Monday, November 4, 2013

Black forest cake quest

You know those dreams where you have to pee and you spend the entire time searching for a bathroom but then the surfaces are made of slime and it's too disgusting to sit down, or the door is locked, or the walls turn transparent halfway through and you have to leave or there are monsters in the tank all of which turns out to be actually great since then you have to WAKE  UP to accomplish your goal?

I just realized where you think this is going but you are wrong.  The point is that besides saving you from wetting the bed, these dreams are anxiety dreams.  Similar to the dreams where you have to write a test but you show up in your pyjamas without a pencil and the classroom is across campus through a labyrinth, or the dreams where you are late for your flight and can't find your passport and discover the airport was moved to another city and your car won't start so you have to steal one...

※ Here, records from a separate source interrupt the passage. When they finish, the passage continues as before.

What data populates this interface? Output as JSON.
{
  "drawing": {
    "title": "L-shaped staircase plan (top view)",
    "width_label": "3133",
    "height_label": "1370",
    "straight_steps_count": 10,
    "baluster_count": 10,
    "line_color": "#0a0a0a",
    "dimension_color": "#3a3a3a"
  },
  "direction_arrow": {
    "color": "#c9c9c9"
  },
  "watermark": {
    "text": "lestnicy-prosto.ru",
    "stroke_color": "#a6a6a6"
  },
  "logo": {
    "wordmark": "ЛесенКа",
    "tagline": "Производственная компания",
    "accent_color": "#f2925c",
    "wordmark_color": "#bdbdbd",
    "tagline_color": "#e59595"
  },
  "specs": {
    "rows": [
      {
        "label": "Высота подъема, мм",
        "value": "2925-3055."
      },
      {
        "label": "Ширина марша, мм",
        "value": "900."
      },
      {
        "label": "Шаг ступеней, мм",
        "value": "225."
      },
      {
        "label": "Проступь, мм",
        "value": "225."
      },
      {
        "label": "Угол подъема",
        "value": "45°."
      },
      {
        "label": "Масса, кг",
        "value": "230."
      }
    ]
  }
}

How can you be certain it's an anxiety dream?  There is no resolution.  You never catch your flight.  You never locate the classroom.  You never find a suitable restroom.

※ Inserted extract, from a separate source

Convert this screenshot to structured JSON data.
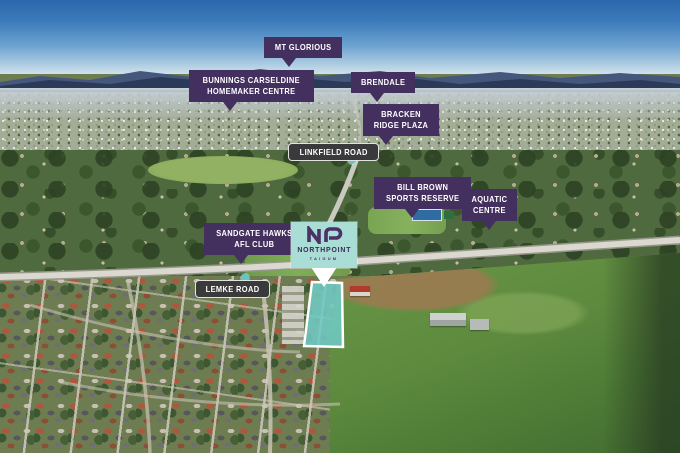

Last night I dreamt that my impossible quest was about cake.  I was on my way to a party at a hotel but I had forgotten to bring anything and got lost in the corridors.  I ended up taking a long series of flights of stairs and at the very bottom was a broken water fountain holding up a half eaten Black Forest cake. 

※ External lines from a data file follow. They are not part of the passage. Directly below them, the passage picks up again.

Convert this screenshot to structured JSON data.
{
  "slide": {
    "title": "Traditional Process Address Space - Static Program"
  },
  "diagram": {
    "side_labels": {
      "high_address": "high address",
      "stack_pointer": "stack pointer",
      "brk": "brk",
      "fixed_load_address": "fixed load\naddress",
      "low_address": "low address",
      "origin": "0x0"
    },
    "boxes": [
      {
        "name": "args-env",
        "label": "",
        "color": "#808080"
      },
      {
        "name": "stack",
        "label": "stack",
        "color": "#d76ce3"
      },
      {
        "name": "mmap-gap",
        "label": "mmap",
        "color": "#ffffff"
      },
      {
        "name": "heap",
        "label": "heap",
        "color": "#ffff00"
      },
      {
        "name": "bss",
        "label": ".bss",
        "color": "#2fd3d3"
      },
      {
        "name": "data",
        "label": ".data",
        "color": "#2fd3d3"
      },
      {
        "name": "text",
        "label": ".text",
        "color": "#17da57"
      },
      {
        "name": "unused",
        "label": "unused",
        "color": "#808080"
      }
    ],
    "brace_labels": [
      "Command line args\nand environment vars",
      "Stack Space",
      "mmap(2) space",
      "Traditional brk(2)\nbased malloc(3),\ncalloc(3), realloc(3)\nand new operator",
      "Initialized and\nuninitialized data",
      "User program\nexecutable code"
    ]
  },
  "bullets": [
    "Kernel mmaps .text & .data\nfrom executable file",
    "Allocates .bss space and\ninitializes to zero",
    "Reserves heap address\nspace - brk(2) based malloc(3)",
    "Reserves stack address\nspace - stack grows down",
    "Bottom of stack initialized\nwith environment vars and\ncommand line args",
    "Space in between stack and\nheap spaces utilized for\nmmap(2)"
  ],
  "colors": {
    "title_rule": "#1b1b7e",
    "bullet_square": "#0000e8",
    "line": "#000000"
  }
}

To one side was the hotel kitchen; staff bustled in and out of the swinging doors, carrying in dirty dishes and pushing full carts out to the elevator.  On the other side was a row of five computer poker booths manned by patrons with bottomless glasses of lager, who, other than their playing hand on the digital screen, looked like they hadn't moved in several years.

The cake was moist and fresh but sat at an angle in the fountain so the cream had collected on one side, making the whole thing lopsided.  I figured it was being trashed.  Next to it sat a knife and three clean plates.  I stood there for half an hour, waiting for the hubbub to subside long enough for me to sneak in and cut off some pieces to bring to the party.

Just as there was a lull in activity, the cake moved a fraction of an inch and imploded, falling into the fountain.  I was horrified.  All that fresh cream and moist chocolate wasted.  I went back up the stairs determined to find the party but instead found one of my friends, a tall fat gamer named Jesse.  He looked more like a retired lumberjack than a computer nerd.  He carried a beer in one hand and an ipad in the other, managing somehow to carry on playing his game while drinking beer, walking through the hotel and holding up his end of a conversation. 

At one point he also succeeded in groping my breast in a friendly non-threatening way all without putting any of his accessories down.  When I shook my head he shrugged and said, "a guy's gotta try, you know?"  I said no, I did not really know that, but he was so amiable and nonchalant that I couldn't muster any outrage. 

I told Jesse about the fountain.  He wanted to see it so I re-traced my route down the stairs.  Lo and behold, a new cake sat there, entirely untouched.  It was even more lopsided than the first.  Now I was less sure it was trash and considered that the place was just so busy that they had taken to setting cakes on any surface available.

I still wanted slices of cake and now it was a matter of stealing it, rather than a noble effort to prevent waste.  Again, I waited for a break in the steady stream of hotel bussers and bellhops.  Now there also were a couple of homeless people lying on the carpet, which was littered with candy bar wrappers and empty packs of cigarettes.  Jesse and I moved in slowly, like cheetahs fixed on prey.  He was surprisingly graceful for such a big guy.  I mentioned it and he said, oh, yeah, he took ballet as a kid.  People are full of surprises.

We were inches from the target when it happened again: the cake shifted, and the four tier pastry came down like it had been hit by a wrecking ball.  Jesse and I locked eyes, shared the same thought.  We dug into the top of the cake, bringing up handful of somewhat intact double layered cake and set it on plates.  I grabbed a slice and shoved it into his mouth.  He threw the piece he was holding directly into my face, and I reflexively closed my eyes. 

When I had cleaned up enough to see again, Jesse was gone, along with the two plates of cake we had salvaged.  A fresh cake sat in the fountain, this time inside a cardboard box.  I took the knife and carefully cut a perfect wedge, setting it onto the last plate.  I turned to go but at the top of the stairs I looked carefully at what I had acquired.  Like all the cakes before, this one was lopsided.  I had cut mostly a wedge of cream. 

I turned to go back, thinking I could cut a piece out of the opposite side and balance it out.  I lost my footing and the cake went up into the air; when it landed the cream sprayed off the plate in all directions, settling back down like a melted snowman in a puddle around the plate.  I realized that I had all the cream from the cake in that piece.  Even if I went back down the stairs, the cake would be completely dry.